Background
We want to converge the current tile-level DSL and vector-level DSL into one unified TileLang DSL stack, instead of maintaining two partially overlapping authoring systems.
Today the split is roughly this:
pto-dsl carries a substantial amount of tile-level semantics and a JIT-oriented workflow
tilelang_dsl carries the current vector-level / VPTO-oriented frontend path inside PTOAS and already participates in TileOp expansion / VPTO authoring
This split is increasingly awkward for both users and compiler engineering:
- tile-level and vector-level authoring are not expressed in one coherent DSL architecture
- similar semantics are spread across two different codebases and two different programming models
- the long-term backend direction is unclear because the two DSLs were built on different technical foundations
- frontend, lowering backend, and runtime/JIT concerns are not cleanly separated today
The goal of this proposal is therefore not just “add one more frontend feature” or “add JIT”.

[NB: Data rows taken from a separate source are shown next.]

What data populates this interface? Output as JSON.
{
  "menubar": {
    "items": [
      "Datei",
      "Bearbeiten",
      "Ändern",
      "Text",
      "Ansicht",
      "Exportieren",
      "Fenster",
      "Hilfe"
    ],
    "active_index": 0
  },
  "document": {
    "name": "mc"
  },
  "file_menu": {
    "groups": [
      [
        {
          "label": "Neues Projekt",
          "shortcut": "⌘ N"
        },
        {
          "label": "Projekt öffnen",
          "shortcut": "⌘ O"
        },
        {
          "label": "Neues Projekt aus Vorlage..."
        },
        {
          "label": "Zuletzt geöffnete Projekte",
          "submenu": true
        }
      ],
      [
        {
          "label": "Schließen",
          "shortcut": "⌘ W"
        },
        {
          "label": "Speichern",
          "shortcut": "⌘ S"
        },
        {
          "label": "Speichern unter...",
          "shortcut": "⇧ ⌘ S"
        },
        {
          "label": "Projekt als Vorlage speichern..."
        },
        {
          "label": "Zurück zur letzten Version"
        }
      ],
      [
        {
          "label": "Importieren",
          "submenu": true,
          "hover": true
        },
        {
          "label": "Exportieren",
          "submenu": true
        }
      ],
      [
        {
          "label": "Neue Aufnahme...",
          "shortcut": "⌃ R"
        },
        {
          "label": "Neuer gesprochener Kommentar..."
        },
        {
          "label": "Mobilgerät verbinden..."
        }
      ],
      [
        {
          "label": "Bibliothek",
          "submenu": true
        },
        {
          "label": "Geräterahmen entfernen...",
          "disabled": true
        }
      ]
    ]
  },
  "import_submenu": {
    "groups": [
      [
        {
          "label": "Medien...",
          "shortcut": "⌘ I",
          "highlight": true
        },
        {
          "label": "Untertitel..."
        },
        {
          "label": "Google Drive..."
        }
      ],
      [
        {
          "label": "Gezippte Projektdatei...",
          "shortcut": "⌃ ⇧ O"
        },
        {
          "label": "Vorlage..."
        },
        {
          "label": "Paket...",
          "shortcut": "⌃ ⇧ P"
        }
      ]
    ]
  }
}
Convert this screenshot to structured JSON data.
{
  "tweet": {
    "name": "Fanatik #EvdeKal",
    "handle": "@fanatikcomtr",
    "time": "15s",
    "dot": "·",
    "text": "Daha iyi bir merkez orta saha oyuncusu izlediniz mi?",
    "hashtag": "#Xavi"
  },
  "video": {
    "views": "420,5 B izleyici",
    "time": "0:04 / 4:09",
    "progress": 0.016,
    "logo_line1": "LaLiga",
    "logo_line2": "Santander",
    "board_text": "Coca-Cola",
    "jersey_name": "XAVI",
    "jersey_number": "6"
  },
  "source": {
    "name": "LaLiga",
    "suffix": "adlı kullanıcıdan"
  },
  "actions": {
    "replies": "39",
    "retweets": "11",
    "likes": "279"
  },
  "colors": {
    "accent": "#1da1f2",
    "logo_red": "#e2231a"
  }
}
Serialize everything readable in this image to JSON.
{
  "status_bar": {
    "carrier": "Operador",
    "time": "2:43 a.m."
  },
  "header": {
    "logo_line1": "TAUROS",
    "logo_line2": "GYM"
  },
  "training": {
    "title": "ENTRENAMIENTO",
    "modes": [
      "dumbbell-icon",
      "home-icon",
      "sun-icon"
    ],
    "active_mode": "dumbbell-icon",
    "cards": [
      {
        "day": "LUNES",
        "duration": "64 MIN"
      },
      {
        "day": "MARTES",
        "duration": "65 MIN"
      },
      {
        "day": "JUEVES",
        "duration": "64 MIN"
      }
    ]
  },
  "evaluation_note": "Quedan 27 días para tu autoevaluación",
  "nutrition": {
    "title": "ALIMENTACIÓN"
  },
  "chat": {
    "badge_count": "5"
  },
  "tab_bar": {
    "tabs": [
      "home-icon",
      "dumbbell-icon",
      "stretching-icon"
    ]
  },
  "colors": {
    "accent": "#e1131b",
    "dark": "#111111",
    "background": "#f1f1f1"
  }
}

The goal is to define a unified architecture where:
- tile-level and vector-level semantics live in the same DSL stack
- there is one clear public programming model
- frontend work and backend work can proceed independently
- JIT can later be added on top of the same compilation pipeline instead of becoming a separate system
Main difficulties
There are two architectural difficulties that must be resolved first.
1. pto-dsl and tilelang_dsl use different technical routes
The two DSLs were built with different assumptions:
pto-dsl is fundamentally IR-builder oriented
tilelang_dsl is fundamentally AST-oriented
This means we do not just have two implementations of similar semantics; we have two competing frontend models.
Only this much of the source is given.